Here are a few factors worth paying extra attention to:
- AI-generated titles can be unimaginative. Change the title to give your article more personality.
- As mentioned above, AI tends to stick to one structure whenever possible. To mitigate this problem, either feed the language model your own structure or heavily edit the text, adding, changing, and removing headings as needed.
- Some AI content detectors have an issue with specific words or phrases, which they consider signs of AI use. If your article will be checked by these tools and you want to avoid detection, paraphrasing tools can come in handy. They will replace those problematic words with synonyms without changing the meaning.
- Fact-check the data and do your own research on the topic. If you find credible sources, cite them in your article to improve its quality.
- Refrain from blindly accepting everything the language model gives you. Mix and match the text to your heart’s content to create something truly interesting. Add some tables and lists to make the article easier to read.
- Provide some real-life examples. AI has no real-life experiences that it can describe, but you do! Use it to your advantage and get some bonus points by demonstrating one of the components of E-E-A-T.
- Remove repetitive sections and replace them with something new. Either write those new sections yourself or ask the language model to describe a particular issue that fits well into the overall theme of the article.
Using AI in a Responsible Manner
If I were to condense the message I want to convey in this article into a single thought, it would be this:
There’s nothing wrong with using AI to improve our content generation process. But we must do so responsibly.
It refers to both using a language model to generate the text and using an AI content detector to determine whether it’s worth publishing.
In both cases, we get a chance to work with tools that can do our job for us. But I don’t think that handing our task to an AI and calling it a day is the right way to go about it.
AI tools are not advanced enough to leave them unattended or take what they give us as 100% true. We still need to put in some effort ourselves.
Even editing the text generated by an AI is a step in the right direction.
Folks from Originality.ai still consider such texts AI-generated, but I disagree with this assessment.
Źródło: https://originality.ai/blog/ai-content-detection-accuracy
Like in many other areas of SEO, whether we can still consider the text to be AI-generated or not depends on various factors.

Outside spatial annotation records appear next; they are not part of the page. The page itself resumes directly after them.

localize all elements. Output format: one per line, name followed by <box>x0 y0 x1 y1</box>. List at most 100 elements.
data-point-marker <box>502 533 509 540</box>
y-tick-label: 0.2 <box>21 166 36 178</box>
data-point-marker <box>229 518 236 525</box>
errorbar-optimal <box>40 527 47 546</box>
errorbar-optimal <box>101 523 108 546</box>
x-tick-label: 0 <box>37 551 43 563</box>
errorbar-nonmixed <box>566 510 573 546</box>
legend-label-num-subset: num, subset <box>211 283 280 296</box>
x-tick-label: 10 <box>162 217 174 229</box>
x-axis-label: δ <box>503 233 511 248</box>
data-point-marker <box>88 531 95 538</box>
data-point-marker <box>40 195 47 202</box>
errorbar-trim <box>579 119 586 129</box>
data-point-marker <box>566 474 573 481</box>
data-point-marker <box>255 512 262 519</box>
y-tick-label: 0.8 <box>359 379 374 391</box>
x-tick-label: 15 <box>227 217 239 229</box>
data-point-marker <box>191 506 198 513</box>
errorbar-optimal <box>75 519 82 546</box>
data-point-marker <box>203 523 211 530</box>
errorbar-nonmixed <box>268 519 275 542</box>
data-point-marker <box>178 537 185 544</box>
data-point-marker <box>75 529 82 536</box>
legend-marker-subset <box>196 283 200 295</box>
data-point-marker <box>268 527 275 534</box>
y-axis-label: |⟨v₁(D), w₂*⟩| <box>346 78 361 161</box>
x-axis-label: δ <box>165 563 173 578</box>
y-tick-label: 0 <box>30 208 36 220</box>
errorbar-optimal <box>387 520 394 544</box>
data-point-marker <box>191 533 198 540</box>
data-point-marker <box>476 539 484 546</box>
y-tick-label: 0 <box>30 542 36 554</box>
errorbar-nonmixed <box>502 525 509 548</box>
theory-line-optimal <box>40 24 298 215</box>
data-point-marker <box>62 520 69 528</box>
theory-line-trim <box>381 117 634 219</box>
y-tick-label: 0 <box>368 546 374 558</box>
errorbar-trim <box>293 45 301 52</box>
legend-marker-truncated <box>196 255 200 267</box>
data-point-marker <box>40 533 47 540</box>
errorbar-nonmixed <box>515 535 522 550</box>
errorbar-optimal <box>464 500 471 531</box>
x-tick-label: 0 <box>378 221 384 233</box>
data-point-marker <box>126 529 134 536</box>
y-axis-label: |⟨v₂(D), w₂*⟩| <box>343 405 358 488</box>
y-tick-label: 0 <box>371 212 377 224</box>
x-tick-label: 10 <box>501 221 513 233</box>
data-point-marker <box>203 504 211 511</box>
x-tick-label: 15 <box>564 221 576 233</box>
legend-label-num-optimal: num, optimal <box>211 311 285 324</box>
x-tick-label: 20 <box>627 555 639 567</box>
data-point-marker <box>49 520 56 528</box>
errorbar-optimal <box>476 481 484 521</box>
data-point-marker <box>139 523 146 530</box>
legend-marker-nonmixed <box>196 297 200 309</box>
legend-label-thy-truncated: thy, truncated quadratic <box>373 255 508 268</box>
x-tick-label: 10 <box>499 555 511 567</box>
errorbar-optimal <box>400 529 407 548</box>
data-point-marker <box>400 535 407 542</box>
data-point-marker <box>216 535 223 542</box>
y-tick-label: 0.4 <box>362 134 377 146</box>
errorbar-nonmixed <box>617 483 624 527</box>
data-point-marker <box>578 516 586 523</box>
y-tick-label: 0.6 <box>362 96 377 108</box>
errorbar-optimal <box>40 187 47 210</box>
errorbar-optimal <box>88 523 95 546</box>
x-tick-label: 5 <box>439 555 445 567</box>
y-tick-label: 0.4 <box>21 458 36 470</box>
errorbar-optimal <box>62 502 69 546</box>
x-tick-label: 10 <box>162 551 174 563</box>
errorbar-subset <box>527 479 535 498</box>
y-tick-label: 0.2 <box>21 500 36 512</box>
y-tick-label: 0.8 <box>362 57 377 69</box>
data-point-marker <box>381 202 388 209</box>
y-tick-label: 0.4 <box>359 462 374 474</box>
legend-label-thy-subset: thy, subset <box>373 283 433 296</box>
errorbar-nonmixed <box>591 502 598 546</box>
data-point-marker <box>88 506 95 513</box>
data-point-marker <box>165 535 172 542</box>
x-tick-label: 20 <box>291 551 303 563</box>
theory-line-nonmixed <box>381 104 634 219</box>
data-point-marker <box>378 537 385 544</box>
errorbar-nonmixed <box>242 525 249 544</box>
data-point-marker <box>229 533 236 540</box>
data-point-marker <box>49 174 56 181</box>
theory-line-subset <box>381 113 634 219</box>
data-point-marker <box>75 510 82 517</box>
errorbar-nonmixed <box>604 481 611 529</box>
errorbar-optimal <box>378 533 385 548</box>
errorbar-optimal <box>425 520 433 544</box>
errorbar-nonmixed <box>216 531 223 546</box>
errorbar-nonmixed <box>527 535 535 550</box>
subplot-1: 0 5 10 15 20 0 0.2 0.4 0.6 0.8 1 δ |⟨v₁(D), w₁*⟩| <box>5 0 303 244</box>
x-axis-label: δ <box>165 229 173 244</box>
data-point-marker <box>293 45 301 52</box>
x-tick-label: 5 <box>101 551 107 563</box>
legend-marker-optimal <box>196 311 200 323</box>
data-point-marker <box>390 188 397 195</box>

Primarily, it depends on how many changes we made to the article.
At which point or after how many changes can we claim the article is no longer AI-generated but human-generated? It’s hard to say.
Some might claim that after some improvements, we’re no longer dealing with editing but rewriting the article. But again — the line between the two is blurry.
When can we safely assume that what we’re doing is rewriting the article and not editing it? After we changed 50% of it? Less? More?
Who gets to make the call and resolve the matter?
As you can see, there are more questions here than answers.
Final Thoughts
The bottom line is that AI content detectors — like all AI tools — cannot be treated as infallible.
While humans make errors, using artificial intelligence isn’t a magical shortcut that will help us avoid making mistakes.
In the words of JC Denton, the protagonist of Deus Ex (the video game released in the year 2000):
“Human beings may not be perfect, but a computer program with language synthesis is hardly the answer to the world’s problems.”
I feel the same goes for all the AI tools that are so popular nowadays. They’re not the answer to our problems, but they can be a significant help in achieving the desired outcome.
We just have to be smart about how we use them and for what purpose.